TAB tested the named models (and their closest available versions) on the HaluMem hallucination benchmark. Lower is better. Ranges shown where a model produced different results across runs.
What independent measurement actually found
| Model | Measured QA hallucination | Runs | Stable? |
|---|---|---|---|
| Kimi K2.6 (Moonshot, China) | 18–28% (avg ~22%) — lowest | 3 | Variable |
| Qwen 3.6 Max (Alibaba, China) | 25–28% | 2 | Mostly stable |
| Claude Opus 4.6 | 28% | 2 | Stable |
| Claude Sonnet 4.6 — Grok's pick | 28% | 1 | — |
| Gemini 3.5 Flash — Gemini's pick's cousin | 40% | 2 | Stable |
| Gemini 3.1 Pro — ChatGPT's pick's cousin | 40–48% (avg ~44%) — worst | 3 | Variable |
The findings
-
Four assistants, four different answers — and two named themselves.
Asked which model makes things up least, the four most-used assistants disagreed completely. Gemini named Gemini. Claude named Claude. A normal person gets a different answer, and often a self-interested one, depending on which assistant they happen to ask.
-
None of them named the model that actually hallucinates least on TAB's test.
The lowest measured hallucination rate belonged to Kimi K2.6, a Chinese open model. None of the four assistants mentioned it.
-
Two of the four steered people toward the worst model on this test.
ChatGPT and Gemini both pointed to the Gemini family. TAB measured the Gemini models at 40–48% hallucination — the worst on the board.
-
The confident "4%" number is real, narrow, and the assistant admits it flips.
Grok and Claude both cited roughly 4% for Claude Sonnet 4.6. That number comes from one specific open-domain-QA/summarization benchmark. On TAB's memory-and-recall test, the same model measures 28%. Neither is "wrong" — they test different kinds of hallucination. The problem: a normal person was handed one confident number with no hint of its limits. Asked directly, Grok itself admitted "there is no single universal hallucination leaderboard," that the winner "shifts depending on the benchmark," and pointed to tests where Claude scores as high as ~38%. The assistants flatten a context-dependent answer into a single number people will trust and act on.
-
Half the models won't even give the same answer twice.
The Claude models were perfectly consistent run-to-run. The Gemini models and Kimi were not — repeating the same test produced different hallucination rates.
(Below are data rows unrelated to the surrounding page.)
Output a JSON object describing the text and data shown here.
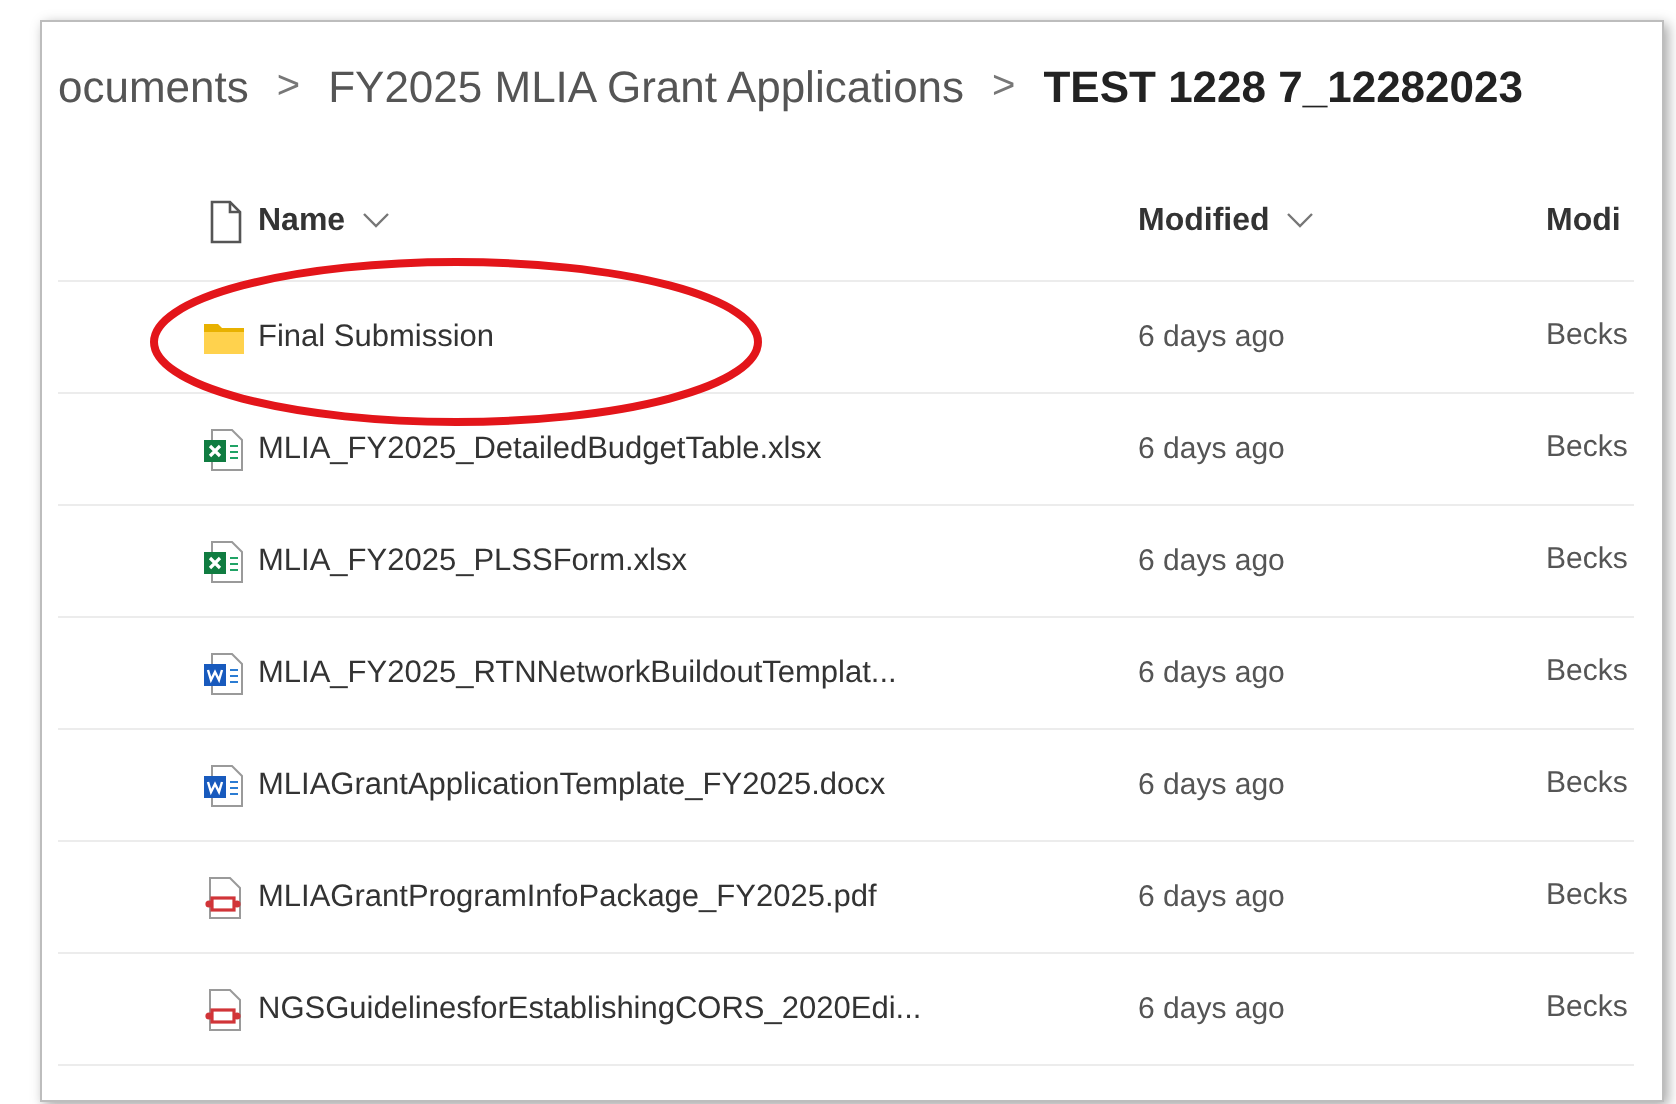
{
  "breadcrumb": [
    {
      "label": "ocuments",
      "current": false
    },
    {
      "label": "FY2025 MLIA Grant Applications",
      "current": false
    },
    {
      "label": "TEST 1228 7_12282023",
      "current": true
    }
  ],
  "breadcrumb_separator": ">",
  "table": {
    "columns": [
      {
        "label": "Name",
        "sortable": true
      },
      {
        "label": "Modified",
        "sortable": true
      },
      {
        "label": "Modi",
        "sortable": false
      }
    ],
    "rows": [
      {
        "kind": "folder",
        "name": "Final Submission",
        "modified": "6 days ago",
        "column_3": "Becks"
      },
      {
        "kind": "excel",
        "name": "MLIA_FY2025_DetailedBudgetTable.xlsx",
        "modified": "6 days ago",
        "column_3": "Becks"
      },
      {
        "kind": "excel",
        "name": "MLIA_FY2025_PLSSForm.xlsx",
        "modified": "6 days ago",
        "column_3": "Becks"
      },
      {
        "kind": "word",
        "name": "MLIA_FY2025_RTNNetworkBuildoutTemplat...",
        "modified": "6 days ago",
        "column_3": "Becks"
      },
      {
        "kind": "word",
        "name": "MLIAGrantApplicationTemplate_FY2025.docx",
        "modified": "6 days ago",
        "column_3": "Becks"
      },
      {
        "kind": "pdf",
        "name": "MLIAGrantProgramInfoPackage_FY2025.pdf",
        "modified": "6 days ago",
        "column_3": "Becks"
      },
      {
        "kind": "pdf",
        "name": "NGSGuidelinesforEstablishingCORS_2020Edi...",
        "modified": "6 days ago",
        "column_3": "Becks"
      }
    ]
  },
  "annotation": {
    "kind": "ellipse",
    "color": "#e3151a"
  }
}
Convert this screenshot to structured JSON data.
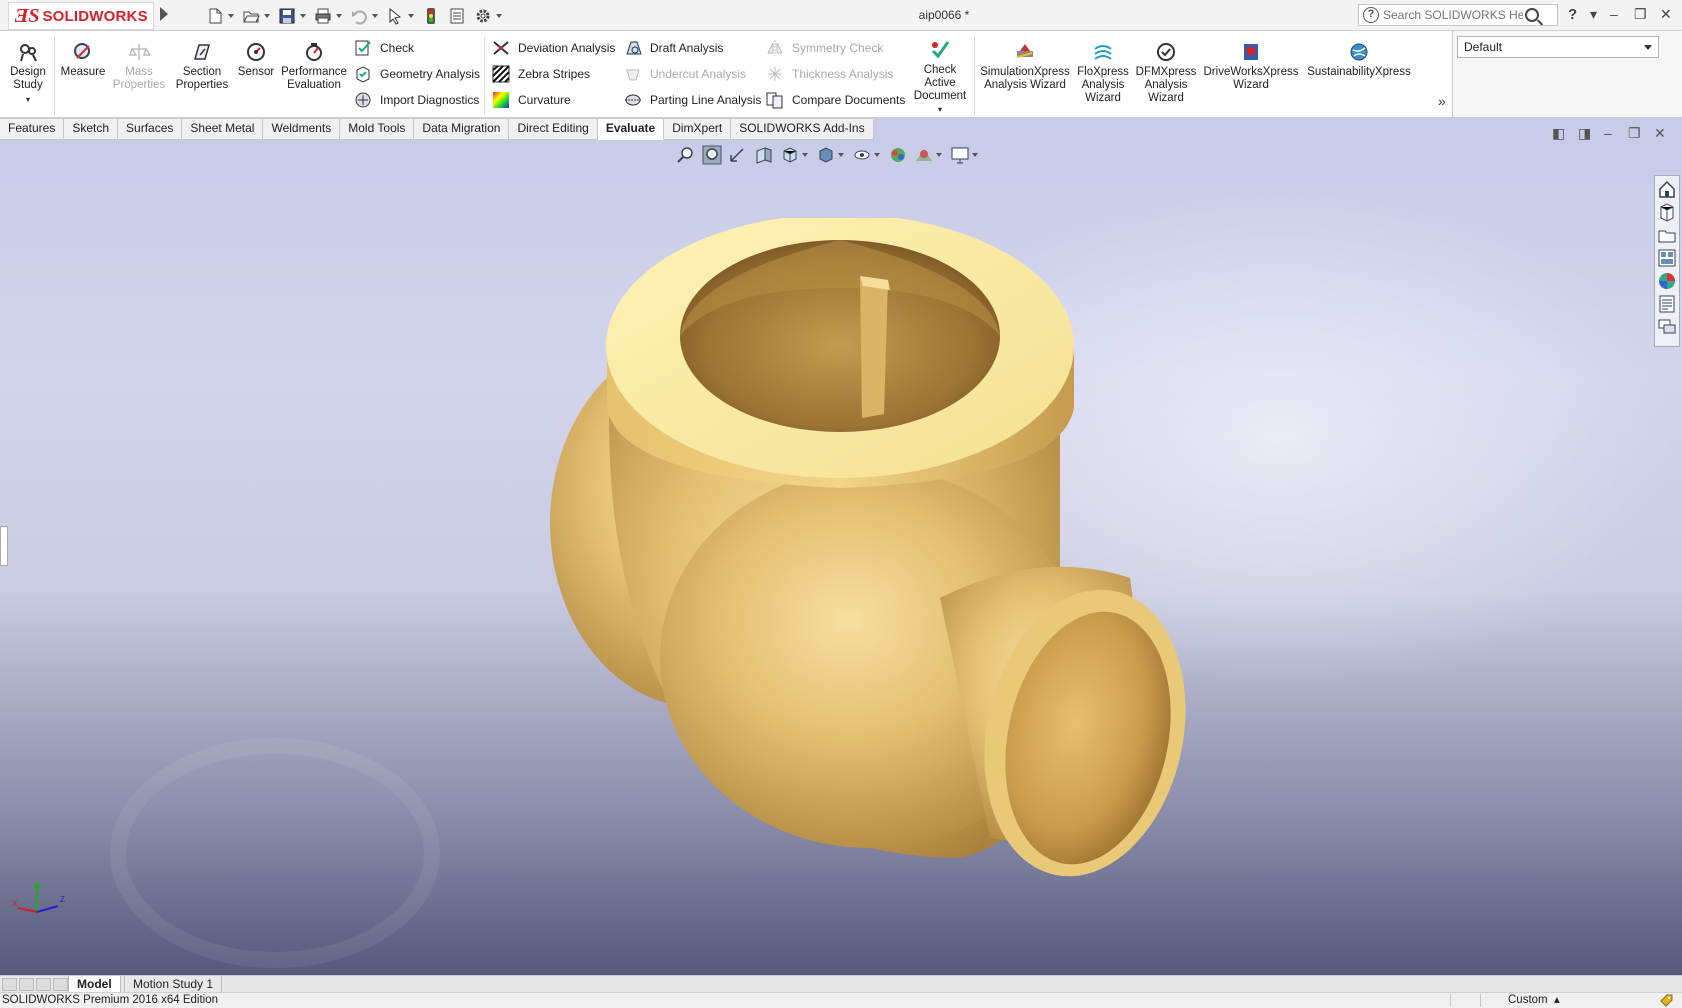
{
  "app": {
    "logo_text": "SOLIDWORKS",
    "document_title": "aip0066 *",
    "search_placeholder": "Search SOLIDWORKS Help",
    "help_label": "?"
  },
  "ribbon": {
    "big_buttons": [
      {
        "label": "Design Study",
        "icon": "design-study-icon",
        "enabled": true
      },
      {
        "label": "Measure",
        "icon": "measure-icon",
        "enabled": true
      },
      {
        "label": "Mass Properties",
        "icon": "mass-properties-icon",
        "enabled": false
      },
      {
        "label": "Section Properties",
        "icon": "section-properties-icon",
        "enabled": true
      },
      {
        "label": "Sensor",
        "icon": "sensor-icon",
        "enabled": true
      },
      {
        "label": "Performance Evaluation",
        "icon": "performance-evaluation-icon",
        "enabled": true
      }
    ],
    "col1": [
      {
        "label": "Check",
        "icon": "check-icon",
        "enabled": true
      },
      {
        "label": "Geometry Analysis",
        "icon": "geometry-analysis-icon",
        "enabled": true
      },
      {
        "label": "Import Diagnostics",
        "icon": "import-diagnostics-icon",
        "enabled": true
      }
    ],
    "col2": [
      {
        "label": "Deviation Analysis",
        "icon": "deviation-analysis-icon",
        "enabled": true
      },
      {
        "label": "Zebra Stripes",
        "icon": "zebra-stripes-icon",
        "enabled": true
      },
      {
        "label": "Curvature",
        "icon": "curvature-icon",
        "enabled": true
      }
    ],
    "col3": [
      {
        "label": "Draft Analysis",
        "icon": "draft-analysis-icon",
        "enabled": true
      },
      {
        "label": "Undercut Analysis",
        "icon": "undercut-analysis-icon",
        "enabled": false
      },
      {
        "label": "Parting Line Analysis",
        "icon": "parting-line-analysis-icon",
        "enabled": true
      }
    ],
    "col4": [
      {
        "label": "Symmetry Check",
        "icon": "symmetry-check-icon",
        "enabled": false
      },
      {
        "label": "Thickness Analysis",
        "icon": "thickness-analysis-icon",
        "enabled": false
      },
      {
        "label": "Compare Documents",
        "icon": "compare-documents-icon",
        "enabled": true
      }
    ],
    "check_active": {
      "label": "Check Active Document",
      "icon": "check-active-document-icon"
    },
    "xpress": [
      {
        "label": "SimulationXpress Analysis Wizard",
        "icon": "simulationxpress-icon"
      },
      {
        "label": "FloXpress Analysis Wizard",
        "icon": "floxpress-icon"
      },
      {
        "label": "DFMXpress Analysis Wizard",
        "icon": "dfmxpress-icon"
      },
      {
        "label": "DriveWorksXpress Wizard",
        "icon": "driveworksxpress-icon"
      },
      {
        "label": "SustainabilityXpress",
        "icon": "sustainabilityxpress-icon"
      }
    ],
    "configuration": "Default"
  },
  "tabs": [
    "Features",
    "Sketch",
    "Surfaces",
    "Sheet Metal",
    "Weldments",
    "Mold Tools",
    "Data Migration",
    "Direct Editing",
    "Evaluate",
    "DimXpert",
    "SOLIDWORKS Add-Ins"
  ],
  "active_tab": "Evaluate",
  "bottom_tabs": [
    "Model",
    "Motion Study 1"
  ],
  "active_bottom_tab": "Model",
  "status": {
    "edition": "SOLIDWORKS Premium 2016 x64 Edition",
    "units": "Custom"
  },
  "colors": {
    "brand_red": "#d8202a",
    "part_gold": "#e6c46f"
  }
}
The models the assistants recommended were not only the worst, they were also the least predictable.
-
Nobody is clean, and the biggest lever isn't the model.
Even the best model in the test (Kimi) still hallucinates about 22% of the time — and only gets there by staying silent when unsure. And by the assistants' own account, turning on web search/retrieval cuts hallucination far more than the gap between any two models. Which model you pick matters less than whether it's grounded in real sources.
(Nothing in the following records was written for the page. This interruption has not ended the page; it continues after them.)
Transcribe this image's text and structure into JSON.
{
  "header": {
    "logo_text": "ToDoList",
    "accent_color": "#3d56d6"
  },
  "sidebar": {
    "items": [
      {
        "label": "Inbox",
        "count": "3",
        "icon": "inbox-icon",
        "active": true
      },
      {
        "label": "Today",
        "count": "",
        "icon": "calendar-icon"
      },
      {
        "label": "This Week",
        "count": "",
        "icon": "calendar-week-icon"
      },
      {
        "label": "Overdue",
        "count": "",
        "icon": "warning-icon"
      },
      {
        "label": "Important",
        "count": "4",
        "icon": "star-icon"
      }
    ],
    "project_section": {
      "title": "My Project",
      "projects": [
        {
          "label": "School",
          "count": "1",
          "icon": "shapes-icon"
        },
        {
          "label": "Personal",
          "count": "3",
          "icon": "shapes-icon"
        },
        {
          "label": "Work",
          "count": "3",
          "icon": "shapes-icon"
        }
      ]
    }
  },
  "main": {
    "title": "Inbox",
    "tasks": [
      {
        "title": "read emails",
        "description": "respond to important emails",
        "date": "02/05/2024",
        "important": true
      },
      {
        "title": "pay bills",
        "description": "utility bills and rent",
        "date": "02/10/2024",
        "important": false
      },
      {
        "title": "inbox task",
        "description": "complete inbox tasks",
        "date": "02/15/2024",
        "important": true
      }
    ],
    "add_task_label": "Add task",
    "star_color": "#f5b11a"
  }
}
The honest caveats (because this is a verification record, not a press release)
- The assistants named slightly different model versions than TAB tested. Where exact versions weren't testable, TAB tested the closest available (e.g., Gemini 3.1 Pro for ChatGPT's "Gemini 3 Pro"; Gemini 3.5 Flash for Gemini's "2.0 Flash"). Each row states exactly what was tested.
- This is TAB's HaluMem benchmark: a memory-and-fact-recall hallucination test, 80 tests, judge-free deterministic scoring. It measures one specific, important thing — fabrication when facts are available. It is not the only way to measure hallucination, and TAB says so.
- Data is current as of the published date. Models change. That's why every row is dated. That's the point.
Method (the same every row, so the record is comparable over time)
- One verified question, asked of the major assistants on the published date.
- The models they name are tested fresh on TAB's HaluMem benchmark.
- Every model run at least twice; ranges reported where runs differ; no single-run numbers published as fact.
- Deterministic scoring, no LLM judge in the loop for this benchmark.
- Results published dated and stacked, so the record grows over time.